EEDAR, sebuah lembaga penelitian pada industri hiburan menemukan hal ini. Dari 3500 responden yang menjadi narasumber, diperoleh hasil yang cukup mengejutkan. Bahwa 49% dari mereka ternyata tidak pernah mengakses DLC game apapun selama 12 bulan terakhir. Hal ini tentu sangat bertolak belakang dengan kondisi di tahun 2009 dan 2010 yang bisa mencapai persentase hingga 60%. Apa alasan yang mendasari “mogok” ini? Keamanan data pribadi, tidak ada kebijakan pengembalian, dan harga menjadi tiga alasan yang paling utama. Sedangkan alasan yang lain terletak pada proses yang cenderung sulit dan lama, serta tidak ada review yang dapat dijadikan acuan.
DLC kini memang menjadi salah satu pilar utama pelaku industri game untuk mengeruk keuntungan tambahan dengan usaha yang minimal.
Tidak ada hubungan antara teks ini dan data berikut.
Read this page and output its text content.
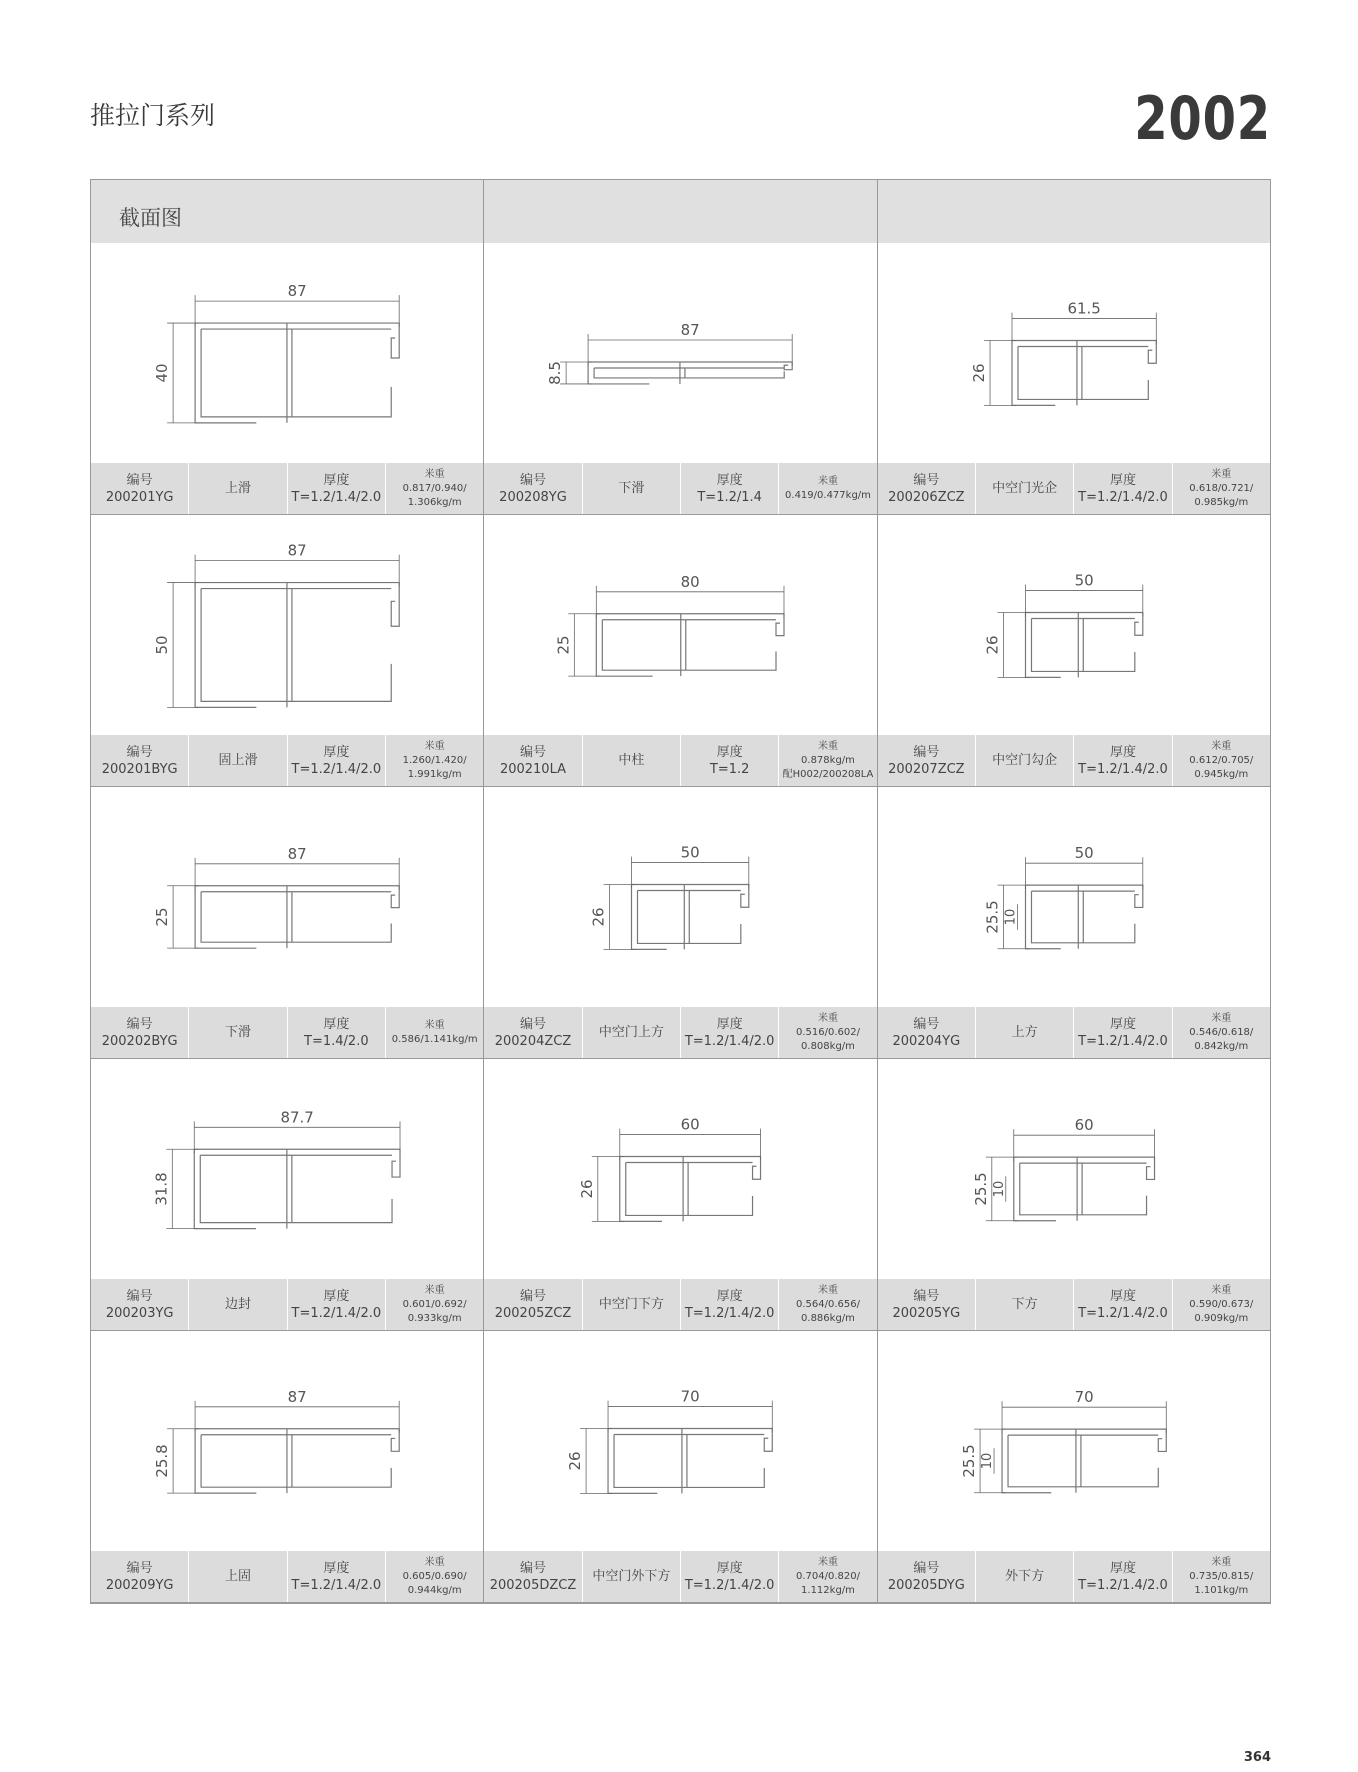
推拉门系列	2002
截面图
87
40
编号
200201YG
上滑
厚度
T=1.2/1.4/2.0
米重
0.817/0.940/
1.306kg/m
87
8.5
编号
200208YG
下滑
厚度
T=1.2/1.4
米重
0.419/0.477kg/m
61.5
26
编号
200206ZCZ
中空门光企
厚度
T=1.2/1.4/2.0
米重
0.618/0.721/
0.985kg/m
87
50
编号
200201BYG
固上滑
厚度
T=1.2/1.4/2.0
米重
1.260/1.420/
1.991kg/m
80
25
编号
200210LA
中柱
厚度
T=1.2
米重
0.878kg/m
配H002/200208LA
50
26
编号
200207ZCZ
中空门勾企
厚度
T=1.2/1.4/2.0
米重
0.612/0.705/
0.945kg/m
87
25
编号
200202BYG
下滑
厚度
T=1.4/2.0
米重
0.586/1.141kg/m
50
26
编号
200204ZCZ
中空门上方
厚度
T=1.2/1.4/2.0
米重
0.516/0.602/
0.808kg/m
50
25.5 10
编号
200204YG
上方
厚度
T=1.2/1.4/2.0
米重
0.546/0.618/
0.842kg/m
87.7
31.8
编号
200203YG
边封
厚度
T=1.2/1.4/2.0
米重
0.601/0.692/
0.933kg/m
60
26
编号
200205ZCZ
中空门下方
厚度
T=1.2/1.4/2.0
米重
0.564/0.656/
0.886kg/m
60
25.5 10
编号
200205YG
下方
厚度
T=1.2/1.4/2.0
米重
0.590/0.673/
0.909kg/m
87
25.8
编号
200209YG
上固
厚度
T=1.2/1.4/2.0
米重
0.605/0.690/
0.944kg/m
70
26
编号
200205DZCZ
中空门外下方
厚度
T=1.2/1.4/2.0
米重
0.704/0.820/
1.112kg/m
70
25.5 10
编号
200205DYG
外下方
厚度
T=1.2/1.4/2.0
米重
0.735/0.815/
1.101kg/m
364
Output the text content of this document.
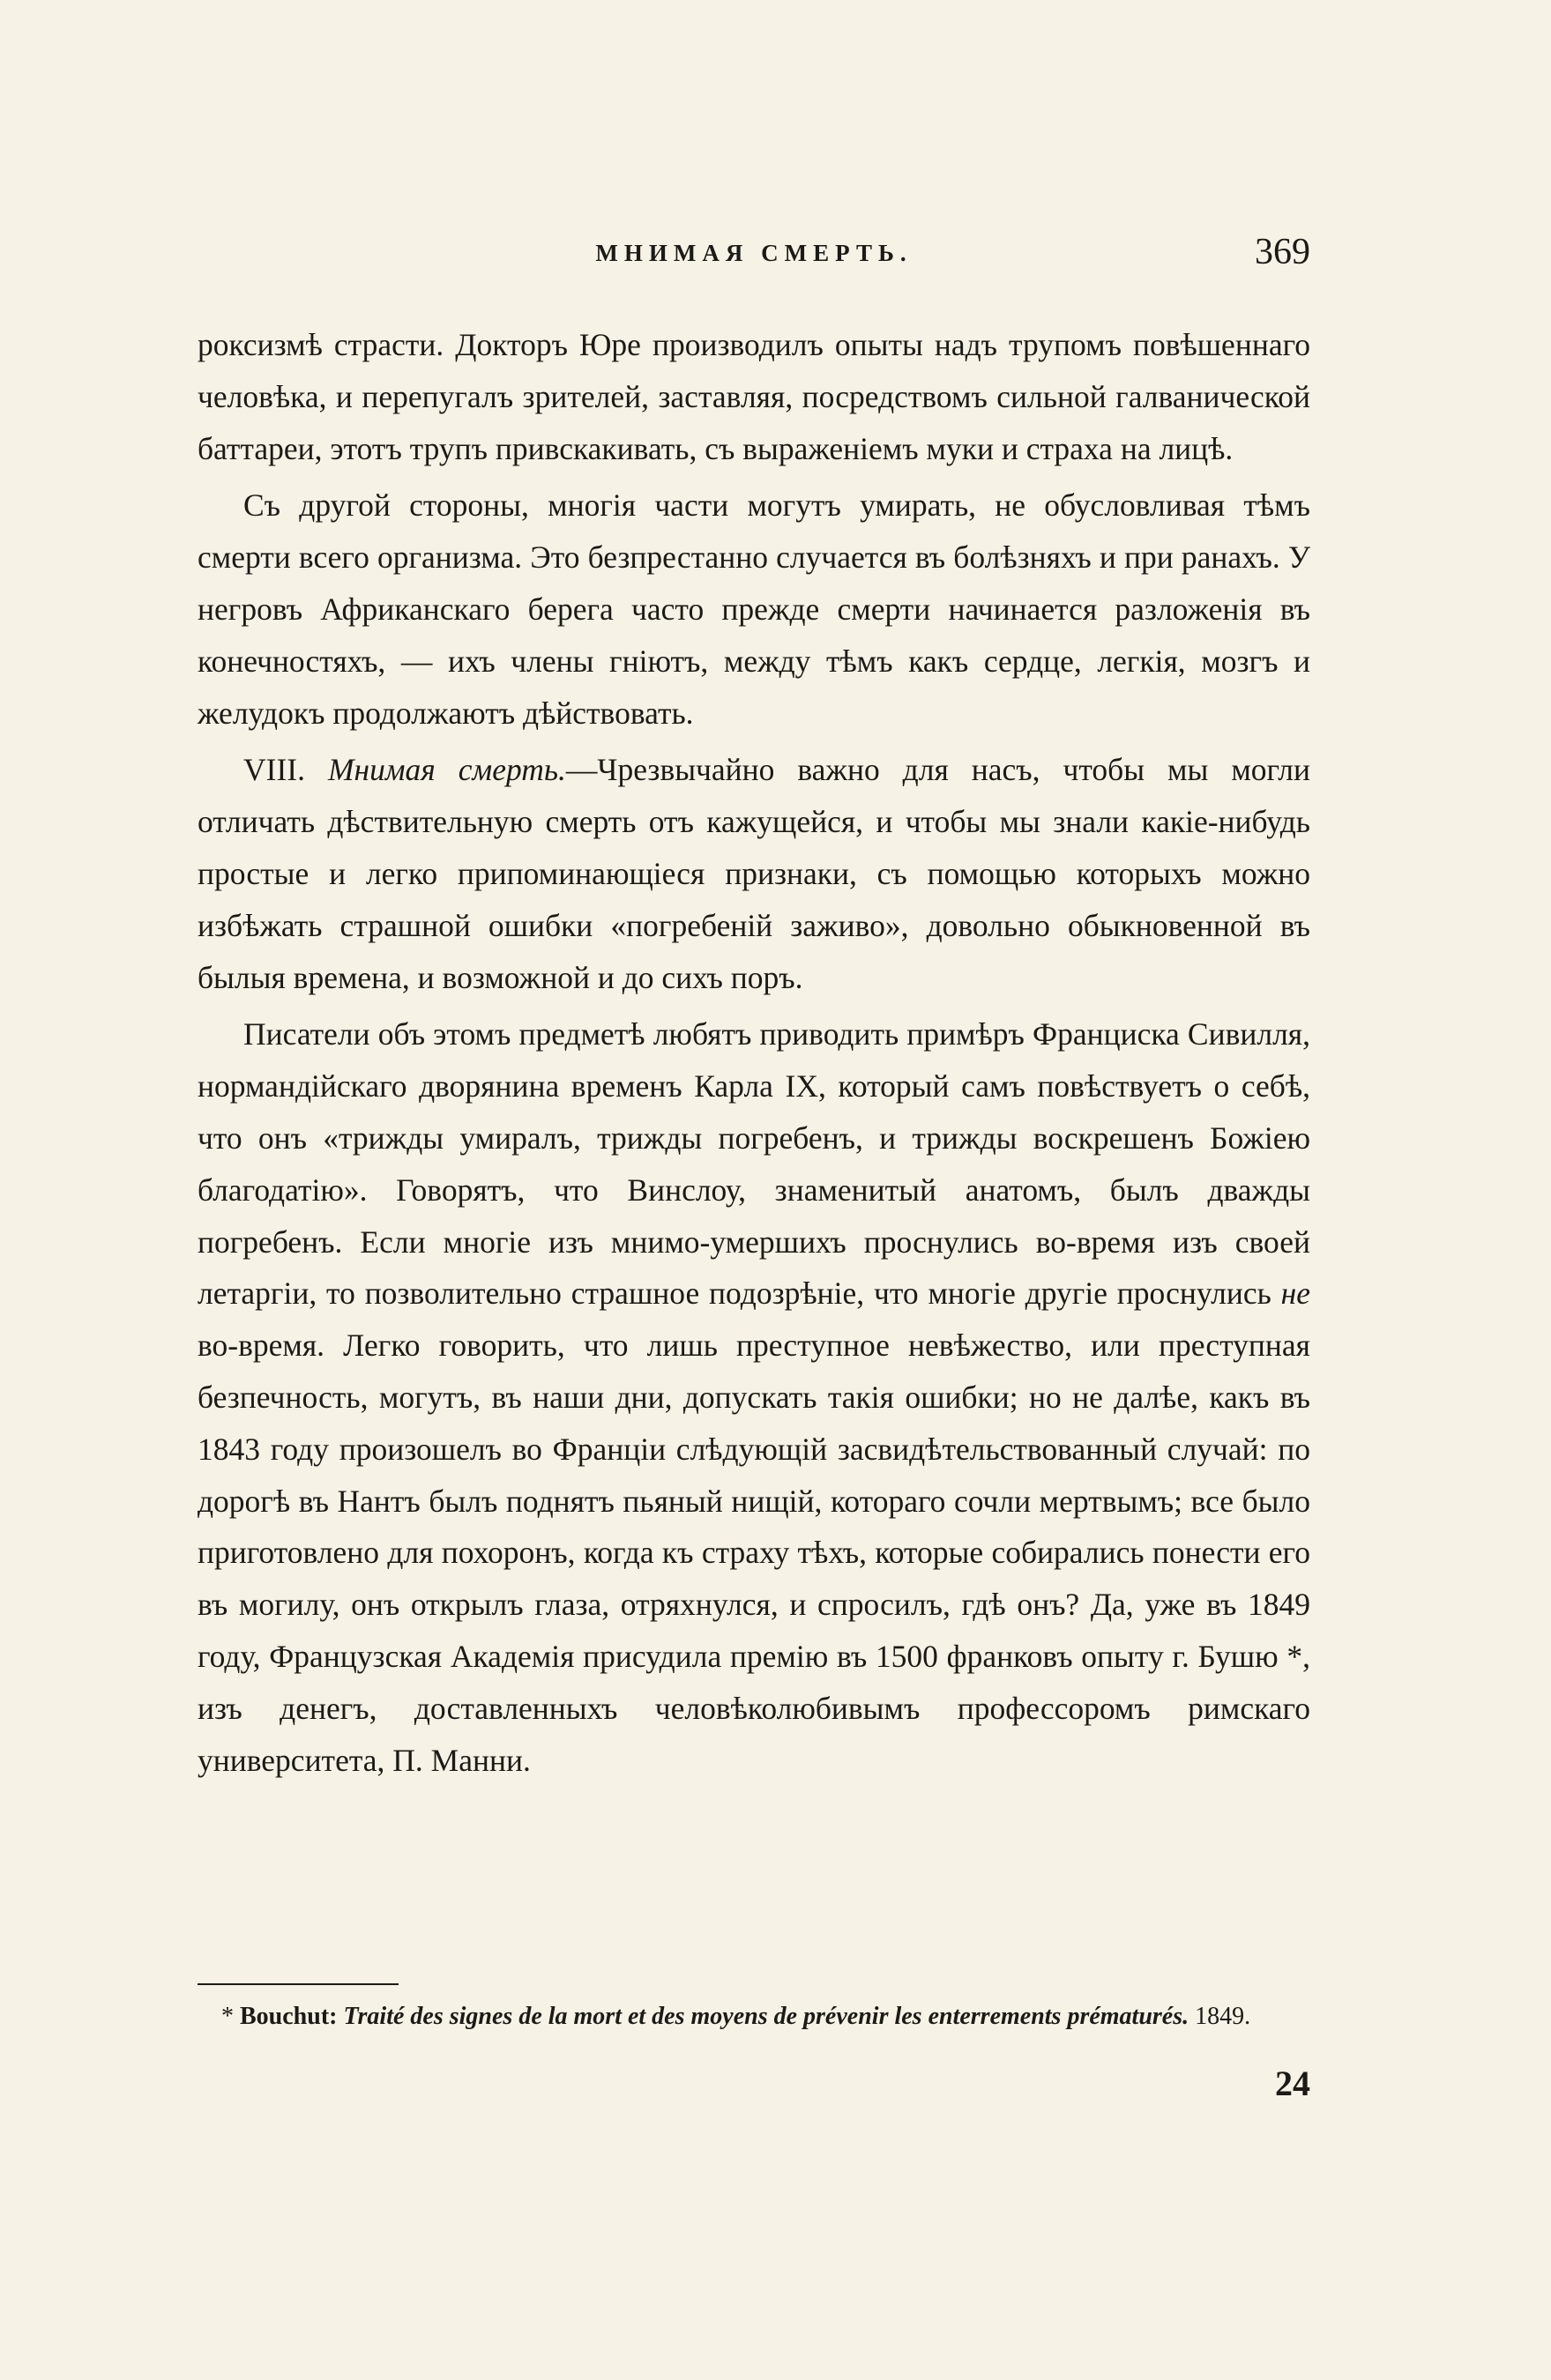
МНИМАЯ СМЕРТЬ.	369

роксизмѣ страсти. Докторъ Юре производилъ опыты надъ трупомъ повѣшеннаго человѣка, и перепугалъ зрителей, заставляя, посредствомъ сильной галванической баттареи, этотъ трупъ привскакивать, съ выраженіемъ муки и страха на лицѣ.

Съ другой стороны, многія части могутъ умирать, не обусловливая тѣмъ смерти всего организма. Это безпрестанно случается въ болѣзняхъ и при ранахъ. У негровъ Африканскаго берега часто прежде смерти начинается разложенія въ конечностяхъ, — ихъ члены гніютъ, между тѣмъ какъ сердце, легкія, мозгъ и желудокъ продолжаютъ дѣйствовать.

VIII. Мнимая смерть.—Чрезвычайно важно для насъ, чтобы мы могли отличать дѣствительную смерть отъ кажущейся, и чтобы мы знали какіе-нибудь простые и легко припоминающіеся признаки, съ помощью которыхъ можно избѣжать страшной ошибки «погребеній заживо», довольно обыкновенной въ былыя времена, и возможной и до сихъ поръ.

Писатели объ этомъ предметѣ любятъ приводить примѣръ Франциска Сивилля, нормандійскаго дворянина временъ Карла IX, который самъ повѣствуетъ о себѣ, что онъ «трижды умиралъ, трижды погребенъ, и трижды воскрешенъ Божіею благодатію». Говорятъ, что Винслоу, знаменитый анатомъ, былъ дважды погребенъ. Если многіе изъ мнимо-умершихъ проснулись во-время изъ своей летаргіи, то позволительно страшное подозрѣніе, что многіе другіе проснулись не во-время. Легко говорить, что лишь преступное невѣжество, или преступная безпечность, могутъ, въ наши дни, допускать такія ошибки; но не далѣе, какъ въ 1843 году произошелъ во Франціи слѣдующій засвидѣтельствованный случай: по дорогѣ въ Нантъ былъ поднятъ пьяный нищій, котораго сочли мертвымъ; все было приготовлено для похоронъ, когда къ страху тѣхъ, которые собирались понести его въ могилу, онъ открылъ глаза, отряхнулся, и спросилъ, гдѣ онъ? Да, уже въ 1849 году, Французская Академія присудила премію въ 1500 франковъ опыту г. Бушю *, изъ денегъ, доставленныхъ человѣколюбивымъ профессоромъ римскаго университета, П. Манни.

* Bouchut: Traité des signes de la mort et des moyens de prévenir les enterrements prématurés. 1849.
24
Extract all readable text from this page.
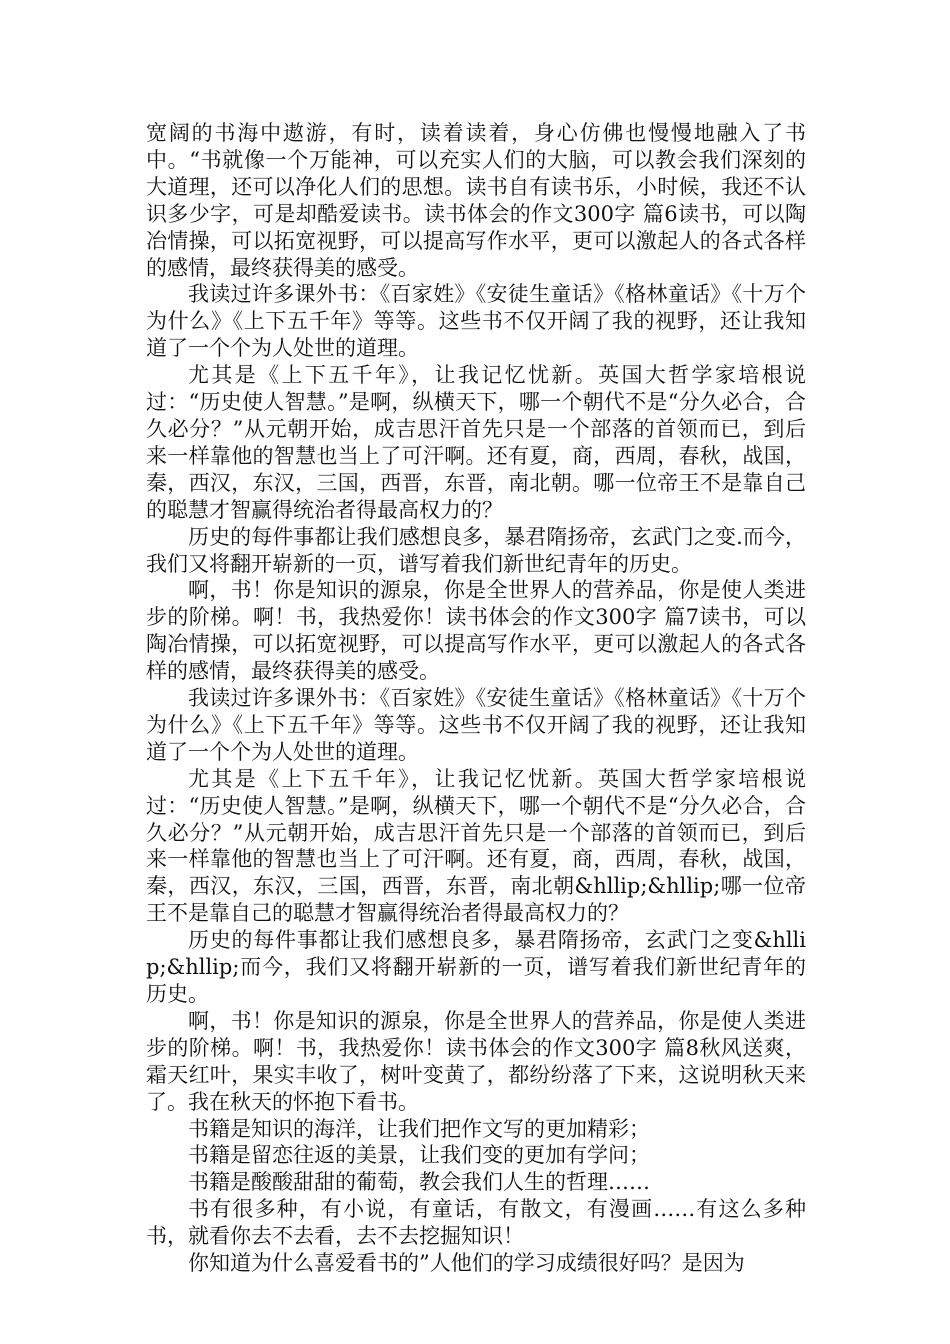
宽阔的书海中遨游，有时，读着读着，身心仿佛也慢慢地融入了书中。“书就像一个万能神，可以充实人们的大脑，可以教会我们深刻的大道理，还可以净化人们的思想。读书自有读书乐，小时候，我还不认识多少字，可是却酷爱读书。读书体会的作文300字 篇6读书，可以陶冶情操，可以拓宽视野，可以提高写作水平，更可以激起人的各式各样的感情，最终获得美的感受。

我读过许多课外书：《百家姓》《安徒生童话》《格林童话》《十万个为什么》《上下五千年》等等。这些书不仅开阔了我的视野，还让我知道了一个个为人处世的道理。

尤其是《上下五千年》，让我记忆忧新。英国大哲学家培根说过：“历史使人智慧。”是啊，纵横天下，哪一个朝代不是“分久必合，合久必分？”从元朝开始，成吉思汗首先只是一个部落的首领而已，到后来一样靠他的智慧也当上了可汗啊。还有夏，商，西周，春秋，战国，秦，西汉，东汉，三国，西晋，东晋，南北朝。哪一位帝王不是靠自己的聪慧才智赢得统治者得最高权力的？

历史的每件事都让我们感想良多，暴君隋扬帝，玄武门之变.而今，我们又将翻开崭新的一页，谱写着我们新世纪青年的历史。

啊，书！你是知识的源泉，你是全世界人的营养品，你是使人类进步的阶梯。啊！书，我热爱你！读书体会的作文300字 篇7读书，可以陶冶情操，可以拓宽视野，可以提高写作水平，更可以激起人的各式各样的感情，最终获得美的感受。

我读过许多课外书：《百家姓》《安徒生童话》《格林童话》《十万个为什么》《上下五千年》等等。这些书不仅开阔了我的视野，还让我知道了一个个为人处世的道理。

尤其是《上下五千年》，让我记忆忧新。英国大哲学家培根说过：“历史使人智慧。”是啊，纵横天下，哪一个朝代不是“分久必合，合久必分？”从元朝开始，成吉思汗首先只是一个部落的首领而已，到后来一样靠他的智慧也当上了可汗啊。还有夏，商，西周，春秋，战国，秦，西汉，东汉，三国，西晋，东晋，南北朝&hllip;&hllip;哪一位帝王不是靠自己的聪慧才智赢得统治者得最高权力的？

历史的每件事都让我们感想良多，暴君隋扬帝，玄武门之变&hllip;&hllip;而今，我们又将翻开崭新的一页，谱写着我们新世纪青年的历史。

啊，书！你是知识的源泉，你是全世界人的营养品，你是使人类进步的阶梯。啊！书，我热爱你！读书体会的作文300字 篇8秋风送爽，霜天红叶，果实丰收了，树叶变黄了，都纷纷落了下来，这说明秋天来了。我在秋天的怀抱下看书。

书籍是知识的海洋，让我们把作文写的更加精彩；

书籍是留恋往返的美景，让我们变的更加有学问；

书籍是酸酸甜甜的葡萄，教会我们人生的哲理……

书有很多种，有小说，有童话，有散文，有漫画……有这么多种书，就看你去不去看，去不去挖掘知识！

你知道为什么喜爱看书的”人他们的学习成绩很好吗？是因为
Dengan harga yang tidak terbillang murah, EEDAR sendiri memprediksikan bahwa industri game dapat memperoleh tambahan keuntungan hingga 875 juta USD, hanya dari Amerika Utara di tahun 2011 ini. Pendapatan hingga 1 Miliar USD menjadi angka yang tidak sulit dicapai pada tahun 2012 mendatang. Bagaimana dengan Indonesia? Dengan sebagian besar konsol yang telah dimodifikasi untuk memainkan game bajakan, konten online seperti ini menjadi “barang mewah” yang masih langka. Bagaimana pendapat Anda tentang DLC ini sendiri?